About F%$#ing Time

After years of corruption, brutality, and abuse, a movement to ban private prisons is growing:

Alex Friedmann, 50, was transferred to a Tennessee public prison in 1998 after having spent the previous six years incarcerated in a private facility. Everything was different: There were more blankets, the toilet paper wasn’t as cheap, and correctional officers were everywhere.

“First thing I noticed was there’s a heck of a lot more staff or boots on the ground in the public prisons,” he told Vox. “There was not such an emphasis on cutting costs.”

After being released in 1999, Friedmann — now the associate director of the Human Rights Defense Center — began fighting for the abolishment of private prisons, and has spent the past two decades doing so. The arguments against them, according to Friedmann, are clear: Their for-profit model encourages the business to cut corners, affecting inmates’ safety and quality of living.

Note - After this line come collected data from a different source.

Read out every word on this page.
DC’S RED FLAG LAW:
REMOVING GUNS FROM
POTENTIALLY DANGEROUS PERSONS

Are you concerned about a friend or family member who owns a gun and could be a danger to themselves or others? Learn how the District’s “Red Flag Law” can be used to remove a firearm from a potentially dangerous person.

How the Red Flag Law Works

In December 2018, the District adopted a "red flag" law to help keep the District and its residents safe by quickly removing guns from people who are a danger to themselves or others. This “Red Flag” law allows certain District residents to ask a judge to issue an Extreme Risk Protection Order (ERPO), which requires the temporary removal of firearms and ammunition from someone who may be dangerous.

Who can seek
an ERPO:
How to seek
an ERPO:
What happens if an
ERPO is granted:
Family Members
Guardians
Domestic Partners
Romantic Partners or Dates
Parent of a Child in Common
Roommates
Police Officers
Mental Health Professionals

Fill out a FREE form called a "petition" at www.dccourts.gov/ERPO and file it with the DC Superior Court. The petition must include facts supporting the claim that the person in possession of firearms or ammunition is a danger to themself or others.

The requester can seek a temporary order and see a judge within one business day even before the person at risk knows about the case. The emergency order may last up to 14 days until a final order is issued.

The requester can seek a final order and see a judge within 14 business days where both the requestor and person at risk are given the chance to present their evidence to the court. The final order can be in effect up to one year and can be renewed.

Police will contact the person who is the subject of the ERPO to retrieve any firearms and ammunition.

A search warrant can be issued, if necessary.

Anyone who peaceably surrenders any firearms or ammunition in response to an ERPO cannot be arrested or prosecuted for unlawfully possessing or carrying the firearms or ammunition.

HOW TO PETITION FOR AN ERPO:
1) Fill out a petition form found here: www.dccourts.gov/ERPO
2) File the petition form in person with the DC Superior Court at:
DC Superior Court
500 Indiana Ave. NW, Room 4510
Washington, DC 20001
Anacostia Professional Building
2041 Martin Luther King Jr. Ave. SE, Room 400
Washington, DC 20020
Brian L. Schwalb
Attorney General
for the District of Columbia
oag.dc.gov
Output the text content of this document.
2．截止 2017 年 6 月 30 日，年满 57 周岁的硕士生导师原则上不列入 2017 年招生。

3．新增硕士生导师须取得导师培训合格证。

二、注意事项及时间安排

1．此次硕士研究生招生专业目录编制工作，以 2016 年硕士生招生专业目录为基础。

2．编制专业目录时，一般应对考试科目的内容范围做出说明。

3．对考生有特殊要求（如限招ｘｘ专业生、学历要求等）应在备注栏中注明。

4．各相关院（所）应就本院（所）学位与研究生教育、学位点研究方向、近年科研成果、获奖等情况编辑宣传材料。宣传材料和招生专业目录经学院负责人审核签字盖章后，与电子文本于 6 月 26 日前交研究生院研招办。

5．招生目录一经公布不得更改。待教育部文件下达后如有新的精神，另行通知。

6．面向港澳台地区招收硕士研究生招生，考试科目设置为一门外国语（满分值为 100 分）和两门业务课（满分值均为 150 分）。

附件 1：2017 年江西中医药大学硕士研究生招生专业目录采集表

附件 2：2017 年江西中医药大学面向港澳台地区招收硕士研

Increasingly, these criticisms of private, for-profit facilities have been reflected in policy and spending. Fueled in part by opposition from their constituents, lawmakers of states like California and Nevada have banned private prisons from operating. Businesses are also increasingly cutting ties with the industry following pushback from their customers.

The number of inmates in these facilities are also seeing a downward trend: In comparison to its peak in 2012 of about 136,220 people, the private prison population has decreased about 12 percent in the past five years as more facilities are closing. Given private prisons rely on facilities being full to remain economically viable, there is concern among executives that these falling numbers could eventually drive these businesses to their demise.

It cannot happen fast enough.

These ghouls are a plague on the entire justice system.